Bin lorry crash relatives can take action for damages
Judge rules to allow claims made against city council
A judge has ruled that damages actions brought by relatives of some of those killed in the Glasgow bin lorry tragedy can proceed despite a failure in the legal process.
Lord Doherty said they would be “very materially prejudiced” if he refused to exercise his power to allow the claims against Glasgow City Council to proceed.
The judge said: “The probable consequences would be very significant upset for the pursuers and material delay in obtaining reparation. That upset and delay would be likely to have significant detrimental effects on the pursuers’ mental health.”
The eight relatives brought the action for compensation against the local authority after the bin lorry driven by Harry Clarke left the road in Glasgow city centre on December 22 in 2014 and travelled along pavements before coming to a halt near Queen Street Station.
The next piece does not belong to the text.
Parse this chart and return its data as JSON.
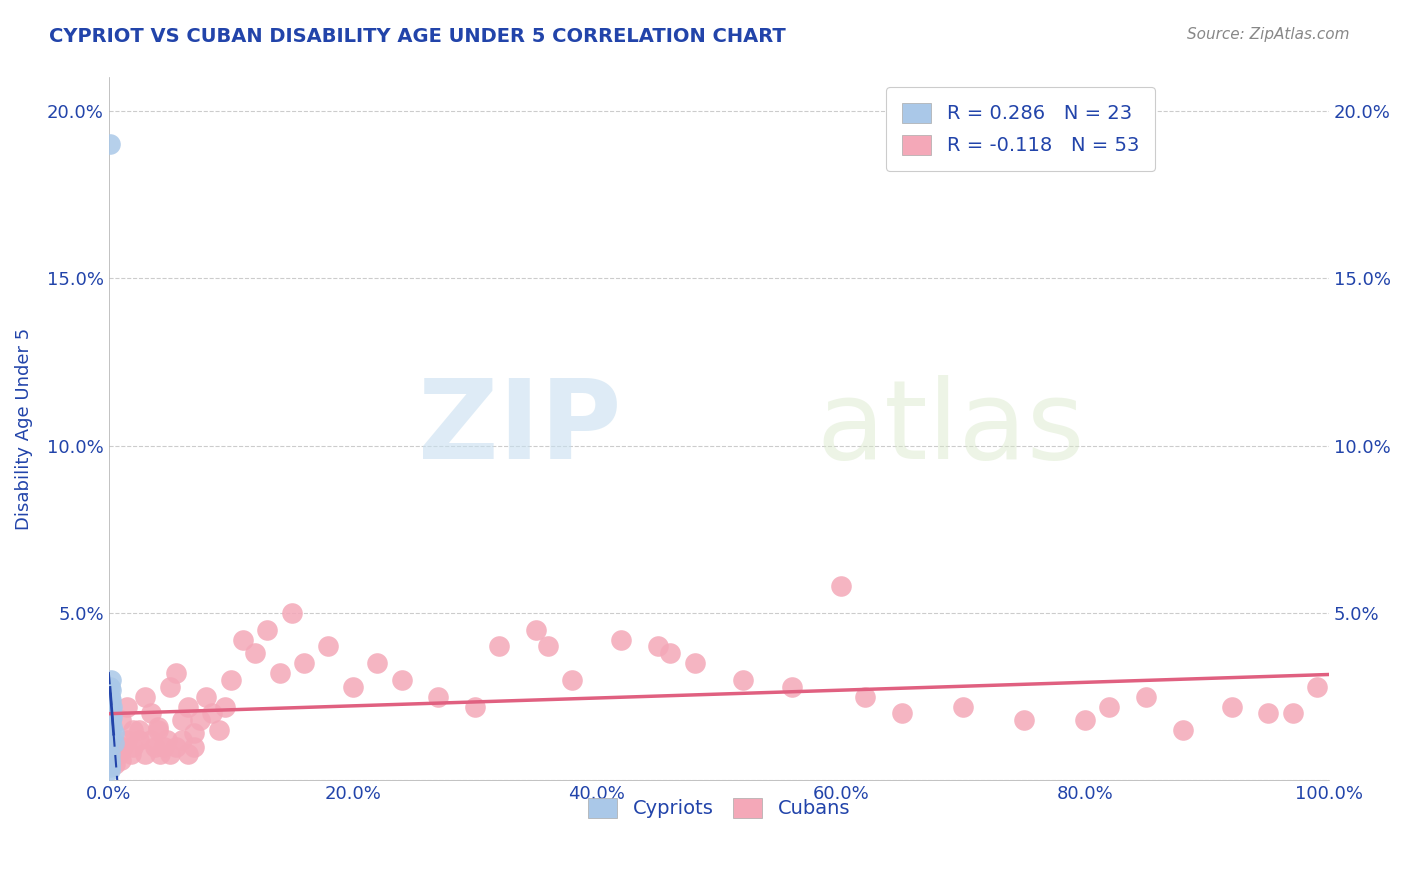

Jacqueline Morton (51) and Stephenie Tait (29) from Glasgow, Erin Mcquade (18) and her grandparents Jack Sweeney (68) and his 69-yearold wife Lorraine, from Dumbarton and Gillian Ewing (52) all died. Others were injured. The Crown decided not to prosecute Clarke and efforts by relatives to bring a private prosecution were refused. The eight were granted an order at the Court of Session in Edinburgh preventing publication of details leading to their identification. One has a guardian and an executor of a relative who died is also suing.
The relatives raised an action against the local authority in December last year but it fell after the summons was not called within three months and a day of it passing the signet. A further action was raised in June this year and the local authority maintained that the present claims were now time barred. Lawyers act- ing for the relatives argued the court should exercise its powers to allow it to proceed.
Lord Doherty had been told that if the action was allowed to go ahead liability was not in dispute. The judge gave verbal reasons why he would let it proceed but then produced a written judgment as the council has raised an appeal. It was agreed that delay may have a significant effect on the relatives’ psychological condition and particularly with one who has developed serious mental health problems.
It was also agreed that while the summons was lodged with the court a calling slip was not presented because of a procedural oversight which was “a genuine error”.